Wednesday, November 08, 2006

Damn The Pusher Man

I called Aunt Bessie to check on her persistent cough the other day. I think it is due to allergies, but she doesn’t believe in such things. Allergies exist only in one’s head, which includes allergies to cats and food. My poor brother-in-law is weak because he can’t be around cats. I suppose those puffy eyes and inability to breathe is really just some character flaw rather than a medical condition. We talked for a minute and then she mentioned the letter I sent her:

“I got your letter,” she said to me in a pleasant voice.

“Oh yeah?” I responded. I said nothing more about it, giving her the chance to talk only if she chose.

“I went to the store today,” she responded. And here it comes my friends. Hatches are securely battoned down. “I bought some chicken thighs like you had the other day.”

Says I: “uh huh.”

“I won’t bring them to you.”

My God, the letter worked? I am actually making progress? She gets it; she really gets it? I was so hopeful until she made her real intensions known. She found a loophole in my rule and is just letting me know who is the real boss.

“I won’t bring them down there. You can come here to get them. I know you like them; they are the same kind you cooked the other day.”


That’s how it begins. First it starts with some healthy food that I can have, and then she will bring the cookies and cakes too and if you take one then you have to take it all and then the cycle degenerates into the same habits of old. Doesn’t Steppenwolf have a song about this?

“Yeah, well, I uh, well … Aunt Bessie we’ve decided to not accept any food or groceries from anyone. That just makes it easier. It’s too hard otherwise.” I thought that was a good response to her – proper, kind and still keeping my ground.

“I know it’s hard,” she says. “I guess that’s what you have to do … for now.” I didn’t fall for it this time. “Soon you will get in the habit and lose a little bit of weight and then you can break over.”


Break over? Isn’t that the problem with weight loss? We work hard, lose a bit of weight, then we get tired, give in and gain back the weight plus a few more pounds to boot? She’s not talking about my losing weight. She’s talking, deep down inside, about her compulsive desire to feed me. If she just waits me out she will be able to feed me again, just like the old days, and then she can have the life she wants – not the life that is healthy for me. She’s prepared to sabotage me later on the down the road and just letting me know about it. It’s always been this way with her.

No one understands that except my family. Everyone in our family gets Aunt Bessie. We know how she works and are used to it. She doesn’t show those sides to people outside the family. To the rest of the world she presents as the finest, most caring little old lady with lots of spunk. That cute spunk to the rest of the world is translated to control and domination to the immediate family. My parents, sister, other aunt, several cousins and her siblings see it, but no one else does. The domination is something one has to experience to truly understand.

I don’t know what’s harder: resisting my eating addiction or resisting the relentless pursuit to ensure my health failure by my Aunt Bessie. She is bound and determined to watch me fall flat on my fat and wallow in my own utter inability to control my hunger.

That’s how it feels anyway, but the truth is it really has less to do with my failure and more to do with her desire to wield control over me. She is more concerned with her feelings than my health. It is all about control. The only rules to be made are those that she imposes on others. She doesn’t take kindly to anyone else setting rules, even if those rules do not affect her directly.

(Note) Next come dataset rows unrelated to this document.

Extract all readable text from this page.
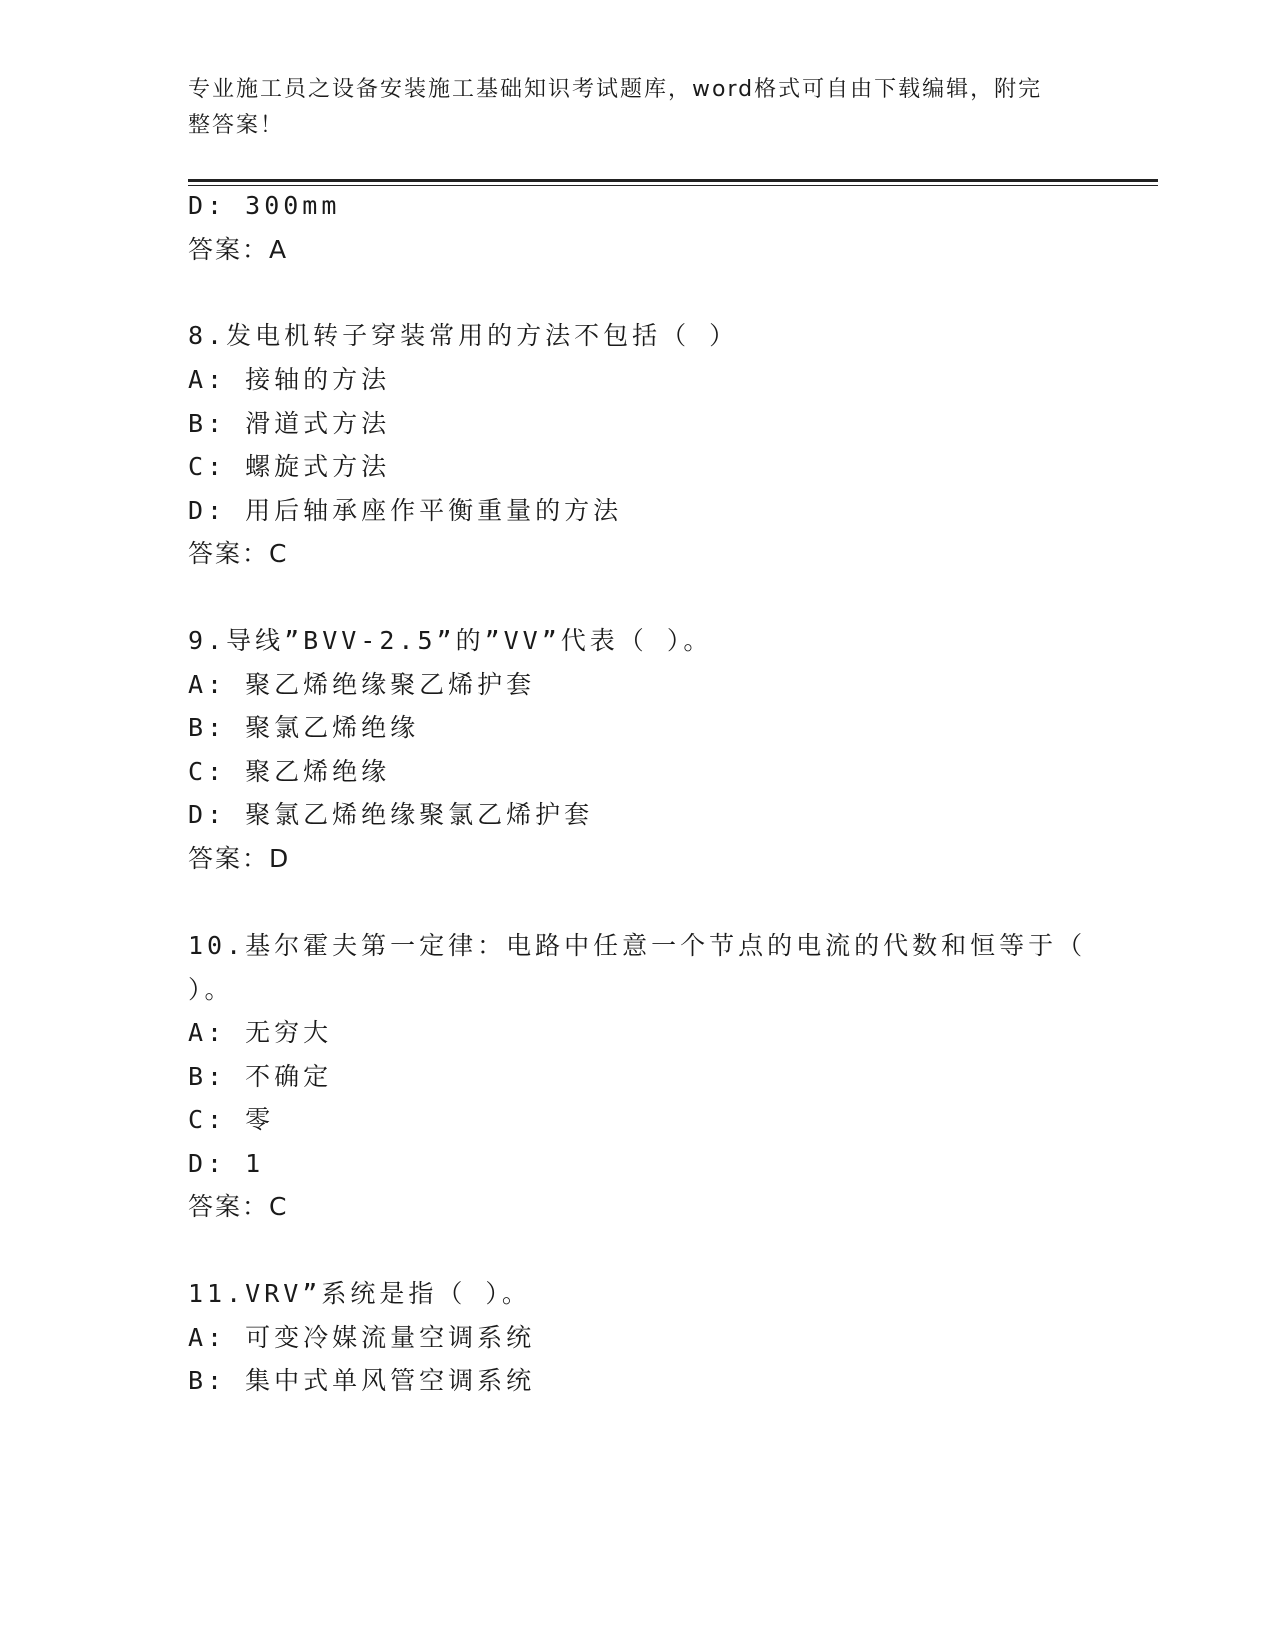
专业施工员之设备安装施工基础知识考试题库，word格式可自由下载编辑，附完
整答案！
D: 300mm
答案：A
8.发电机转子穿装常用的方法不包括（ ）
A: 接轴的方法
B: 滑道式方法
C: 螺旋式方法
D: 用后轴承座作平衡重量的方法
答案：C
9.导线”BVV-2.5”的”VV”代表（ ）。
A: 聚乙烯绝缘聚乙烯护套
B: 聚氯乙烯绝缘
C: 聚乙烯绝缘
D: 聚氯乙烯绝缘聚氯乙烯护套
答案：D
10.基尔霍夫第一定律：电路中任意一个节点的电流的代数和恒等于（
）。
A: 无穷大
B: 不确定
C: 零
D: 1
答案：C
11.VRV”系统是指（ ）。
A: 可变冷媒流量空调系统
B: 集中式单风管空调系统
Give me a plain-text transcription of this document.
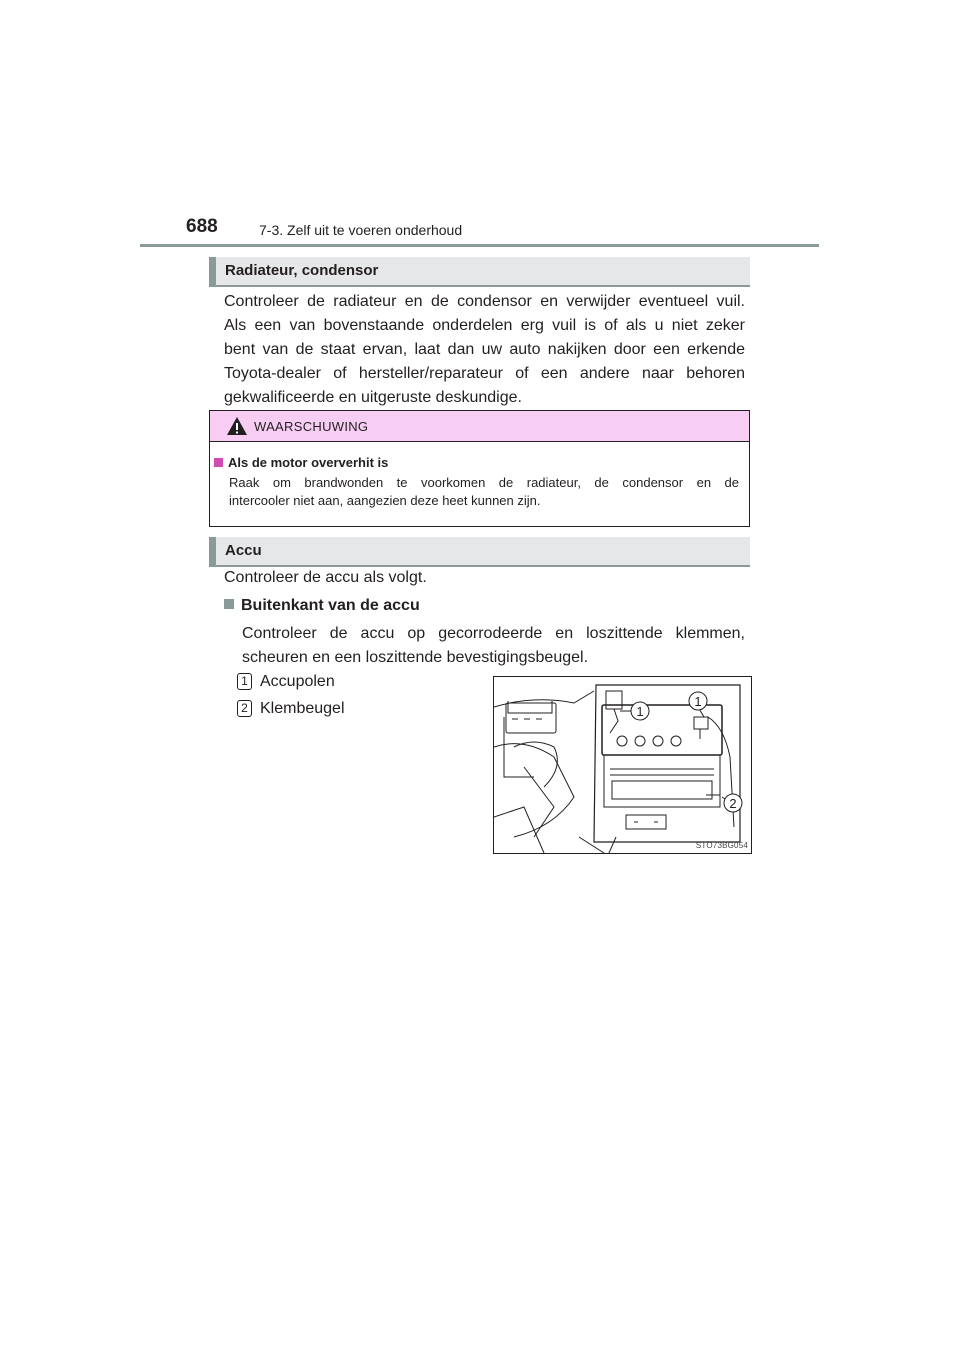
688	7-3. Zelf uit te voeren onderhoud
Radiateur, condensor
Controleer de radiateur en de condensor en verwijder eventueel vuil.
Als een van bovenstaande onderdelen erg vuil is of als u niet zeker
bent van de staat ervan, laat dan uw auto nakijken door een erkende
Toyota-dealer of hersteller/reparateur of een andere naar behoren
gekwalificeerde en uitgeruste deskundige.
WAARSCHUWING
Als de motor oververhit is
Raak om brandwonden te voorkomen de radiateur, de condensor en de
intercooler niet aan, aangezien deze heet kunnen zijn.
Accu
Controleer de accu als volgt.
Buitenkant van de accu
Controleer de accu op gecorrodeerde en loszittende klemmen,
scheuren en een loszittende bevestigingsbeugel.
1 Accupolen
2 Klembeugel	1
1
2
STO73BG054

In some very dysfunctional way, she enjoys seeing others struggle and fail. It gives her a sense of peace knowing that she is in utter control of her life while we are not in control of ours, giving her fodder to discuss our shortcomings when and with whom she chooses. Usually that discussion is held until there is a audience around, with you standing aside and taking the lashing by her cat-of-nine-tails.

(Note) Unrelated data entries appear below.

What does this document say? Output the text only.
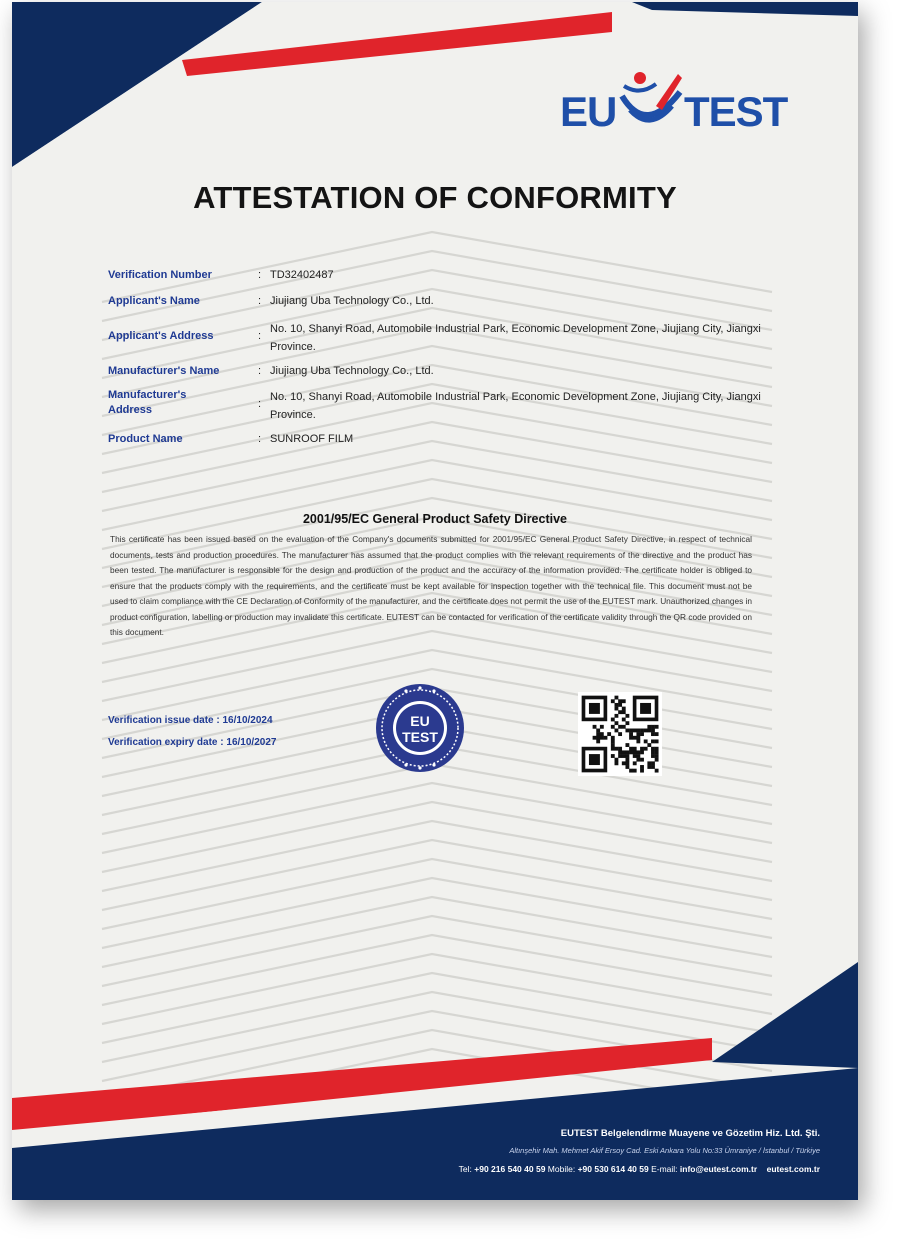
EU TEST
ATTESTATION OF CONFORMITY
Verification Number	: TD32402487
Applicant's Name	: Jiujiang Uba Technology Co., Ltd.
Applicant's Address	:
No. 10, Shanyi Road, Automobile Industrial Park, Economic Development Zone, Jiujiang City, Jiangxi Province.
Manufacturer's Name	: Jiujiang Uba Technology Co., Ltd.
Manufacturer's Address	:
No. 10, Shanyi Road, Automobile Industrial Park, Economic Development Zone, Jiujiang City, Jiangxi Province.
Product Name	: SUNROOF FILM
2001/95/EC General Product Safety Directive
This certificate has been issued based on the evaluation of the Company's documents submitted for 2001/95/EC General Product Safety Directive, in respect of technical documents, tests and production procedures. The manufacturer has assumed that the product complies with the relevant requirements of the directive and the product has been tested. The manufacturer is responsible for the design and production of the product and the accuracy of the information provided. The certificate holder is obliged to ensure that the products comply with the requirements, and the certificate must be kept available for inspection together with the technical file. This document must not be used to claim compliance with the CE Declaration of Conformity of the manufacturer, and the certificate does not permit the use of the EUTEST mark. Unauthorized changes in product configuration, labelling or production may invalidate this certificate. EUTEST can be contacted for verification of the certificate validity through the QR code provided on this document.
Verification issue date : 16/10/2024
Verification expiry date : 16/10/2027
EU
TEST
EUTEST Belgelendirme Muayene ve Gözetim Hiz. Ltd. Şti.
Altınşehir Mah. Mehmet Akif Ersoy Cad. Eski Ankara Yolu No:33 Ümraniye / İstanbul / Türkiye
Tel: +90 216 540 40 59 Mobile: +90 530 614 40 59 E-mail: info@eutest.com.tr eutest.com.tr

My making a rule about only eating healthy food and ridding my own home of junk food is perceived as an affront to her. We need sugar. My daughter needs sugar. She will miss out on needed vitamins and minerals. Forget about the fact that cookies and gravy contain no essential minerals and nutrients. We need them, by golly, and I am depriving my daughter of these things. She will become malnourished if she doesn’t get cakes and chicken fried steaks.

But Aunt Bessie is determined. She has made known that it will be okay for me to break over soon and she expects me to return to my old ways. And who will be there during my weak times, when I am ready to give up and succumb to my urges to gorge, but my old pusher, Aunt Bessie, with a basket full of biscuits and gravy, and a cobbler or two. Then she will have her old eating buddy back and all will be right with the world.